Closure under addition. Let \(X, Y \in \mathfrak{g}\).
Choose smooth curves \(A(t), B(t)\) in \(G\) with
\(A(0) = B(0) = I\), \(A'(0) = X\), \(B'(0) = Y\). Define
\[
C(t) = A(t)\,B(t).
\]
Since \(G\) is closed under products, \(C(t) \in G\) for every \(t\); since
\(A\) and \(B\) are smooth, so is \(C\); and \(C(0) = I\).
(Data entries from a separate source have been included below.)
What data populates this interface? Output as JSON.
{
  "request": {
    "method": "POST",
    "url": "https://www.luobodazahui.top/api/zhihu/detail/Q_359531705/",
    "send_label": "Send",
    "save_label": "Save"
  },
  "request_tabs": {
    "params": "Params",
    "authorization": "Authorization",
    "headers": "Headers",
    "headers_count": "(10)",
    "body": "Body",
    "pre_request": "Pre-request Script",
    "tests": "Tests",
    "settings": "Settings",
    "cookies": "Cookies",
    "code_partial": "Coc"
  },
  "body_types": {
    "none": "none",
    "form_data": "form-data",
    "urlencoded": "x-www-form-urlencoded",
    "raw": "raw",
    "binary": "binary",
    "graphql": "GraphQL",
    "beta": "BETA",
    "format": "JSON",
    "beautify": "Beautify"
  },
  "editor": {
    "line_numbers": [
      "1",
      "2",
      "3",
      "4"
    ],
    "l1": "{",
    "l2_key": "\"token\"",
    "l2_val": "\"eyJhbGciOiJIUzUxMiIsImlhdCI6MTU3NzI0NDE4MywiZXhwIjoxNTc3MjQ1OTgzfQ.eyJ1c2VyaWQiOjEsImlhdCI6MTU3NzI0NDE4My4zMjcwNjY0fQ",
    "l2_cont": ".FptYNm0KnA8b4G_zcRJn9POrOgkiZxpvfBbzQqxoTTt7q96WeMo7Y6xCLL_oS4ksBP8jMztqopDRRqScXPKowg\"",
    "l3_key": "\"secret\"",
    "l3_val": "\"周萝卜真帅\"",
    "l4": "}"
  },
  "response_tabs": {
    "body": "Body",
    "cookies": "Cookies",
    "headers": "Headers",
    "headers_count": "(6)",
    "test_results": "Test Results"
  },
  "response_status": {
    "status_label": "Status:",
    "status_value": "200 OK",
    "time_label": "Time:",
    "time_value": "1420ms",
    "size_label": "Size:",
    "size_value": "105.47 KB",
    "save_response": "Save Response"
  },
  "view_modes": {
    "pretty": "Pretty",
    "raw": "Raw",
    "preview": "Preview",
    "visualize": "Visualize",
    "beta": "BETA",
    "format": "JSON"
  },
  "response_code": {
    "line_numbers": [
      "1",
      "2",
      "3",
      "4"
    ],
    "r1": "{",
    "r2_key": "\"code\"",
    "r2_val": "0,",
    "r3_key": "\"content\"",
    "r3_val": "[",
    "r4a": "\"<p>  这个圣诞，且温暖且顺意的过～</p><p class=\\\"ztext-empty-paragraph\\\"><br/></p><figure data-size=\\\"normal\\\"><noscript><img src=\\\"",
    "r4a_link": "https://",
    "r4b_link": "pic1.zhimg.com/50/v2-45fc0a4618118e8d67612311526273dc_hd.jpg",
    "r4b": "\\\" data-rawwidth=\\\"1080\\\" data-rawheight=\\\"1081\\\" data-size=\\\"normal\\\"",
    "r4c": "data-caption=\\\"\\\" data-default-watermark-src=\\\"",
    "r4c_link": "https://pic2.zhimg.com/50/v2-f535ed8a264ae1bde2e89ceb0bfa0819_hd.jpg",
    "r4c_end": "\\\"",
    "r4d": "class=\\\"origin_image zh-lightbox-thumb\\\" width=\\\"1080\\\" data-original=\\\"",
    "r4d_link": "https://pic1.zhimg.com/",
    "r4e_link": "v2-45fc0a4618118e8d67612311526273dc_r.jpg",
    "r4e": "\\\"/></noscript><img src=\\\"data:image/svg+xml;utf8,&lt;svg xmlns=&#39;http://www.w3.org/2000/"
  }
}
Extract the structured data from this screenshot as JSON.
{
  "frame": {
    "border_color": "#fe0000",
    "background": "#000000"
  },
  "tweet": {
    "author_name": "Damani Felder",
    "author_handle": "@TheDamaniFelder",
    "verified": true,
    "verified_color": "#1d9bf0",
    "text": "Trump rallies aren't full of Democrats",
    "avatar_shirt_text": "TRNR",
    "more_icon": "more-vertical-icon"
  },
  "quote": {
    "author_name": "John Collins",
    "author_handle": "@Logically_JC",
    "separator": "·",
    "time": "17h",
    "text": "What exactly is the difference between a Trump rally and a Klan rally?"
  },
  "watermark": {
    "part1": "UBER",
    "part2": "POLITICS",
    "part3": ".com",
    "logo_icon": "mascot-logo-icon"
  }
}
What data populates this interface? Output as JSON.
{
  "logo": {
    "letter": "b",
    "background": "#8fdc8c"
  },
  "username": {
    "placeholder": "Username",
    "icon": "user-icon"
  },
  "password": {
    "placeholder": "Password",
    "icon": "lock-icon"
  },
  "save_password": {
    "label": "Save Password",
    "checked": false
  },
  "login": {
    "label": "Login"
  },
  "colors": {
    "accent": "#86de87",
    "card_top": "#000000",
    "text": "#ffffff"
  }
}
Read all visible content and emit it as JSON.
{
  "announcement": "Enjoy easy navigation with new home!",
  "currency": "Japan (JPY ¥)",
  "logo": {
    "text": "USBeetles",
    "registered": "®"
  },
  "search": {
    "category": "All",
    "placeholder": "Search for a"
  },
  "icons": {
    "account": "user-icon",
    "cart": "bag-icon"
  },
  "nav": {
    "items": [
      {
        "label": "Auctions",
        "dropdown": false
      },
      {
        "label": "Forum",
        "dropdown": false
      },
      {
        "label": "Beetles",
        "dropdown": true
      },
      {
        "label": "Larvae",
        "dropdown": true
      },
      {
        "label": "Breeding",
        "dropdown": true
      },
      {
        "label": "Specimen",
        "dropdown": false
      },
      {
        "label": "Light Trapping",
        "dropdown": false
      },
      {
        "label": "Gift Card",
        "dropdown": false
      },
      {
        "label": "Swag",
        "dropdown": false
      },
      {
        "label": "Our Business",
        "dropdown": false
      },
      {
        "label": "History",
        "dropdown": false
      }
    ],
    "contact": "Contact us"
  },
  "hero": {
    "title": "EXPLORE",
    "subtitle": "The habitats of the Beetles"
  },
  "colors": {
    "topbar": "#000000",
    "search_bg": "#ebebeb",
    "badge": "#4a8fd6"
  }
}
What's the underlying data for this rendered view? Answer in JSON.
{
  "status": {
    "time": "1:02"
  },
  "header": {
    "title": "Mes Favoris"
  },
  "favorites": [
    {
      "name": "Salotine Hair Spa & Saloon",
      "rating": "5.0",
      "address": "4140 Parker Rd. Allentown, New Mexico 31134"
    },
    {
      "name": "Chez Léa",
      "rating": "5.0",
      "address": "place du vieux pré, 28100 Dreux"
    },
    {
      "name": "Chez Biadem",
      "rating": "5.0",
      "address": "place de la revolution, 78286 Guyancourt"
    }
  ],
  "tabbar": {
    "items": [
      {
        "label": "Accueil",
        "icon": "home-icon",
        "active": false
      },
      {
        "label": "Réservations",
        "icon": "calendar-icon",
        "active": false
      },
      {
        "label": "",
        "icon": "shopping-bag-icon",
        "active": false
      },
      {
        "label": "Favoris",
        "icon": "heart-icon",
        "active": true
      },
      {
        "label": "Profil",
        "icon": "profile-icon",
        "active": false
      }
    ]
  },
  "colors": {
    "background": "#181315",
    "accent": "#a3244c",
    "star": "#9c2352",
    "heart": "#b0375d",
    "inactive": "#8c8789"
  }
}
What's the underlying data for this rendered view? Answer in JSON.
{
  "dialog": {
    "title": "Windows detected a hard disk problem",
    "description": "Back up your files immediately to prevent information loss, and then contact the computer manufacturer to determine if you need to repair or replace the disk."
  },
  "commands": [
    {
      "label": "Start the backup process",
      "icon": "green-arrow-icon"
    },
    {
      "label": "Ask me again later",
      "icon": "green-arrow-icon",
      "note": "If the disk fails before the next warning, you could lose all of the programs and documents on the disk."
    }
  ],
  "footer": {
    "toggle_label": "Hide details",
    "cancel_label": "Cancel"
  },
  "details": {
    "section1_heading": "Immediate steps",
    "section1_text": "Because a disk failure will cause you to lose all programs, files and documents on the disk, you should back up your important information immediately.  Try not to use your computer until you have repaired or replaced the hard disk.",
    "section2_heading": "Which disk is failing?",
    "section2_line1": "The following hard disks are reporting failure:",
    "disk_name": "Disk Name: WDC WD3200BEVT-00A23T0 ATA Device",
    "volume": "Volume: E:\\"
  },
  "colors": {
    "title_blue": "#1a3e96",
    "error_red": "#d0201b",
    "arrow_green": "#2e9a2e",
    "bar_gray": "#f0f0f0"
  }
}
Therefore \(C\)
is a smooth curve in \(G\) through \(I\), so \(C'(0) \in \mathfrak{g}\).
By the product rule,
\[
C'(0) = A'(0)\,B(0) + A(0)\,B'(0) = X \cdot I + I \cdot Y = X + Y.
\]
Therefore \(X + Y \in \mathfrak{g}\).
With \(\mathfrak{g}\) established as a real vector subspace of
\(M_n(\mathbb{C})\), the next step is concrete identification: for each classical
matrix Lie group, we ask which matrices \(A\) lie in its Lie algebra. The answer
is a linear condition extracted by differentiating the group's defining equation
along a smooth curve through \(I\).
The Classical Lie Algebras
In The Matrix Exponential,
we established which linear conditions on \(A\) ensure that \(\exp(A)\) lands in each
classical group. We now identify these conditions as defining the corresponding Lie
algebras. For each classical group, the proof that the stated set equals
\(\mathfrak{g}\) proceeds in two directions. The "if" direction uses the
exponential characterization: if \(A\) satisfies the linear condition, then
\(\exp(tA) \in G\) for all \(t\), and \(t \mapsto \exp(tA)\) is itself a smooth curve
in \(G\) through \(I\) with velocity \(A\), so \(A \in \mathfrak{g}\). The
"only if" direction uses the smooth-curve characterization directly:
given \(A \in \mathfrak{g}\), choose any smooth curve \(\gamma\) in \(G\) with
\(\gamma(0) = I\) and \(\gamma'(0) = A\), and differentiate the defining equation of
\(G\) at \(t = 0\) to extract the linear condition on \(A\).
Definition: \(\mathfrak{gl}(n, \mathbb{R})\)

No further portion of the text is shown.